Inclinada sobre él, quiso observarle, un poco alarmada por el creciente abatimiento de la criatura, y por el febril sopor que le postraba, cada tarde atormentado y quejoso.
Era la oscuridad casi completa, y la madre sólo vió, bajo el manto sin pliegues de la sombra, blanquear la menuda carita como un exvoto de cera, yacente en un altar negro.
Apartóse de la cama con movimiento brusco y otra vez se dejó caer en el sofá, colérica y agitada. De nuevo su alterado rostro volvióse hacia el jirón celeste que se asomaba en lo alto de la vidriera.

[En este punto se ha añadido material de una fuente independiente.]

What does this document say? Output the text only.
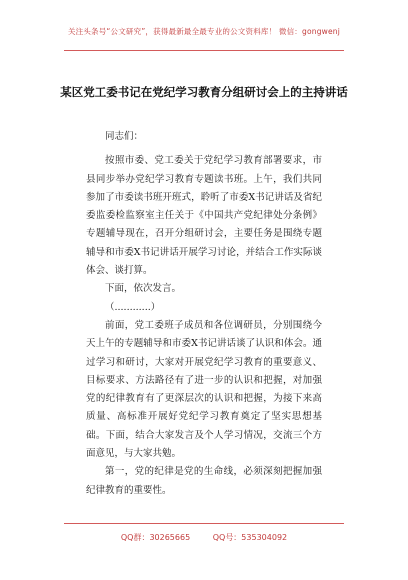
关注头条号“公文研究”，获得最新最全最专业的公文资料库！ 微信：gongwenj
某区党工委书记在党纪学习教育分组研讨会上的主持讲话

同志们：

按照市委、党工委关于党纪学习教育部署要求，市县同步举办党纪学习教育专题读书班。上午，我们共同参加了市委读书班开班式，聆听了市委X书记讲话及省纪委监委检监察室主任关于《中国共产党纪律处分条例》专题辅导现在，召开分组研讨会，主要任务是围绕专题辅导和市委X书记讲话开展学习讨论，并结合工作实际谈体会、谈打算。

下面，依次发言。

（............）

前面，党工委班子成员和各位调研员，分别围绕今天上午的专题辅导和市委X书记讲话谈了认识和体会。通过学习和研讨，大家对开展党纪学习教育的重要意义、目标要求、方法路径有了进一步的认识和把握，对加强党的纪律教育有了更深层次的认识和把握，为接下来高质量、高标准开展好党纪学习教育奠定了坚实思想基础。下面，结合大家发言及个人学习情况，交流三个方面意见，与大家共勉。

第一，党的纪律是党的生命线，必须深刻把握加强纪律教育的重要性。

QQ群：30265665	QQ号：535304092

Suspendido sobre la negrura del gabinete, el pedacito azul de la excelsa mentira, daba al silencioso cuadro una nota de luz y de alegría, tan lejana, tan pequeña, de tan desgarrador contraste, que Eva no pudo sustraerse al influjo de aquella intensa impresión, y rebelde al dolor sombrío de su pobre estancia, clavó con reto audaz sus endrinos ojos en la remota promesa celestial. Largo rato, con brava expresión, estuvo desafiando á la divina esperanza del horizonte. De pronto se levantó, brutal y amenazadora, y cerró con un golpe violento las maderas del balcón. A tientas volvió al sofá, hundióse en él desesperada, y rompió á llorar ruidosamente... Sentíase impotente contra la infinita tristeza que de aquel imposible azul descendía sobre su vida oscura.
II
Giró la puerta con precaución, y se encendió en el gabinete un globo de luz roja y tímida.
Demudado y ansioso, Diego preguntó en el dintel:
—¿Por qué lloras así?..., ¿qué sucede?, ¿está el niño peor?